Fig. 3: Myeloid Tshr deficiency alleviates macrophage infiltration and M1 polarization in liver, adipose tissues and skeletal muscle of HFD-fed mice and improves insulin resistance.

Male Tshr^MKO mice and age-matched Tshr^f/f littermates were fed with HFD for 9 weeks. Liver, eWAT and skeletal muscle were isolated from these mice. Flow cytometry was performed to analyze the effect of myeloid Tshr deficiency on macrophage infiltration and M1 polarization in liver, eWAT and skeletal muscle. a The percentage of CD11b⁺ F4/80⁺ macrophages from the CD45⁺ cell gate in liver, eWAT and skeletal muscle (n = 3). b The percentage of CD80⁺ macrophages from the CD11b⁺ F4/80⁺ cell gate in liver, eWAT and skeletal muscle (n = 3). The mRNA levels of Itgam, Adgre1 and Itgax in liver (c), eWAT (d) and skeletal muscle (e) were measured by qRT-PCR (n = 9). β-Actin was used as an internal control (n = 9).
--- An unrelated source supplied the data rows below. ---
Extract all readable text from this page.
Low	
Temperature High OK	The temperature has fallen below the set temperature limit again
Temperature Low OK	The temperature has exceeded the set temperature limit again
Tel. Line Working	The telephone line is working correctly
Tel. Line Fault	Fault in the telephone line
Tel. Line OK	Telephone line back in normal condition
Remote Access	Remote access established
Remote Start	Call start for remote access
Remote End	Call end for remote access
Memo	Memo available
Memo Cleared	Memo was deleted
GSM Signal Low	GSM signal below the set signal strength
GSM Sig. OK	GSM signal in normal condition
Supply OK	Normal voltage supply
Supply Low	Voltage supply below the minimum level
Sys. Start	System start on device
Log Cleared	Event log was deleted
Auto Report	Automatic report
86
Primary hepatocytes, 3T3L1-differentiated adipocytes and L6-differentiated skeletal muscle cells were co-cultivated with Tshr^f/f- or Tshr^MKO-derived BMDMs for 48 h and then stimulated with 100 nM insulin for 15 min. f Western blotting analysis was performed to determine the levels of p-IRS1, IRS1, p-AKT, t-AKT, p-p65, p65, p-JNK and JNK in primary hepatocytes, 3T3L1-differentiated adipocytes and L6-differentiated skeletal muscle cells. β-Actin was used as a loading control. g Relative PEPCK1 activity of primary hepatocytes with the indicated treatments (n = 3). h Relative glucose uptake of 3T3L1-differentiated adipocytes with the indicated treatments (n = 3). Data are presented as mean ± s.d. *P < 0.05, **P < 0.01, ***P < 0.001 (unpaired two-tailed Student’s t-test for a and b; one-way ANOVA for c–e, g and h).